2019 State Cup

Tournament details
- Teams: 56

Final positions
- Champions: Floreat Athena

= 2019 Football West State Cup =

Western Australian soccer clubs competed in 2019 for the Football West State Cup, known for sponsorship reasons as the Belt Up State Cup. Clubs entered from the National Premier Leagues WA, the two divisions of the State League, a limited number of teams from various divisions of the 2019 Amateur League, Metropolitan League and Masters League competitions, and from regional teams from the South West and Great Southern regions.

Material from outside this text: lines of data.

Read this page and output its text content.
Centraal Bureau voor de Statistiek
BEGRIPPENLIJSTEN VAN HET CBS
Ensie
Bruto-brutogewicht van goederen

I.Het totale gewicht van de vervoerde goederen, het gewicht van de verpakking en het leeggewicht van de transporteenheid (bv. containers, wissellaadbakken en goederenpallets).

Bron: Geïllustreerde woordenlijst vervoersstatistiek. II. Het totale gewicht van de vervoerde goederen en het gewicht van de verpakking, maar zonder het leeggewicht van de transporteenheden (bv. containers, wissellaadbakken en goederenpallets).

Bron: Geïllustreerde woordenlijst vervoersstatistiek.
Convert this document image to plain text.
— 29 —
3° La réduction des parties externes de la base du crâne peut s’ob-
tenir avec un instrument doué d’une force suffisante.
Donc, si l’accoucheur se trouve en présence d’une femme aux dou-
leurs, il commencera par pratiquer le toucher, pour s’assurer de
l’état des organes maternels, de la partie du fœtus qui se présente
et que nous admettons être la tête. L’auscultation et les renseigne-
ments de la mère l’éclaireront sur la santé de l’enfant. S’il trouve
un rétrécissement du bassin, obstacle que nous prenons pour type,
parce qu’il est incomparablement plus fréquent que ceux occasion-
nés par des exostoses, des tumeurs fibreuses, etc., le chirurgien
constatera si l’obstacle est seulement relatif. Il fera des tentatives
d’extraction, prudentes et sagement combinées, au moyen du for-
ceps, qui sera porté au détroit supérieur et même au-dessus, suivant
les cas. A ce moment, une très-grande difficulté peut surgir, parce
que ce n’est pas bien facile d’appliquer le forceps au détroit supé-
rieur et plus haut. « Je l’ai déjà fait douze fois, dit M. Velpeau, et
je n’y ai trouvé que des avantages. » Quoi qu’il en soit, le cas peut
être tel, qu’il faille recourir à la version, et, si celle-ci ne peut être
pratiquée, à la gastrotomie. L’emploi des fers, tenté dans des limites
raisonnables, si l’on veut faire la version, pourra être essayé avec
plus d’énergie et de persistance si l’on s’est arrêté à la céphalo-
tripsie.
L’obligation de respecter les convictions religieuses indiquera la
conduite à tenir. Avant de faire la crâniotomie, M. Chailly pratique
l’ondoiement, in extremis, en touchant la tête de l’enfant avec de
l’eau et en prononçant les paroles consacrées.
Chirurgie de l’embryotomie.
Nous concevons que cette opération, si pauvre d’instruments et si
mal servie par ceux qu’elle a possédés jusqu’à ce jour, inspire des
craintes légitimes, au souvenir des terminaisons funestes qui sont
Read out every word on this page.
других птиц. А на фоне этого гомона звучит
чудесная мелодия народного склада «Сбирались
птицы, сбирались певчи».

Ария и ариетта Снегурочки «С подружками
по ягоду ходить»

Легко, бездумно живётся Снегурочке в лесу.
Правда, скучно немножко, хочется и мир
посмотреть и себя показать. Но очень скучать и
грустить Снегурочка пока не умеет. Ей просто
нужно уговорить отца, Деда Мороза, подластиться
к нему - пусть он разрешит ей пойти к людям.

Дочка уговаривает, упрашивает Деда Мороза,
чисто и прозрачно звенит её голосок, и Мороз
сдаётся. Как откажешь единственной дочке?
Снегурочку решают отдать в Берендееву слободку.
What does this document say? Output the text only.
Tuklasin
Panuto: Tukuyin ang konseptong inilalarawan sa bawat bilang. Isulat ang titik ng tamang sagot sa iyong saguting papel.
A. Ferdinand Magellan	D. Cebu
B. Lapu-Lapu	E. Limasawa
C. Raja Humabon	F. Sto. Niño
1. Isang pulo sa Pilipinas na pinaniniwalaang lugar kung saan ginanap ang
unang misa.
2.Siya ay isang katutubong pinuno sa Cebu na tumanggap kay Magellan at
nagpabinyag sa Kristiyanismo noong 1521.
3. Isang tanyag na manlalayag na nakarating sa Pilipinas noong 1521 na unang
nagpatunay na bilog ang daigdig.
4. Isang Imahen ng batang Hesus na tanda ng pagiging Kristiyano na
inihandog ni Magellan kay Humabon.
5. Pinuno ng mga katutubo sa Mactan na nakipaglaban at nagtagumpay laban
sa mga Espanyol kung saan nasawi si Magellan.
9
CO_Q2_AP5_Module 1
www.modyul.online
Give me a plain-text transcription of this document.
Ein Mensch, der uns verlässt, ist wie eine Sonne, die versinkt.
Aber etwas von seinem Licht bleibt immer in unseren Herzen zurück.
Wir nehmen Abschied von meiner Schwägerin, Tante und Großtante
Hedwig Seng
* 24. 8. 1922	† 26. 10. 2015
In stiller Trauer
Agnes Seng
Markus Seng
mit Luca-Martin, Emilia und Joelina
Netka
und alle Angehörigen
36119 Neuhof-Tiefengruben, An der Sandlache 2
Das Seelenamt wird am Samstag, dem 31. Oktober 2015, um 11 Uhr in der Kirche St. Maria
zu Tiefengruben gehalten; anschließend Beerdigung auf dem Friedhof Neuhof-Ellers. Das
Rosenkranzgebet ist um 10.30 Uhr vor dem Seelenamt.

This knockout competition was won by Floreat Athena, their seventh title.

The competition also served as the Western Australian Preliminary Rounds for the 2019 FFA Cup. The two finalists – Bayswater City and Floreat Athena – qualified for the final rounds, entering at the Round of 32.

==Format==

| Round | Clubs remaining | Winners from previous round | New entries this round | Main Dates |
|---|---|---|---|---|
| Round 1 | 56 | none | 6 | 9–10 Mar |
| Round 2 | 53 | none | 16 (inc. 11 byes) | 23–24 Mar |
| Round 3 | 49 | 15 | 23 (inc. 4 byes) | 6–7 Apr |
| Round 4 | 32 | 21 | 11 | 22 Apr |
| Round 5 | 16 | 16 | none | 18–30 May |
| Round 6 | 8 | 8 | none | 3 Jun |
| Round 7 | 4 | 4 | none | 15–16 Jun |
| Final | 2 | 2 | none | 20 Jul |

==Preliminary rounds==

A total of 56 teams took part in the competition, from Perth-based and regional-based competitions.

==Final==
The 2019 State Cup Final was played on 20 July 2019, at the neutral venue of Dorrien Gardens.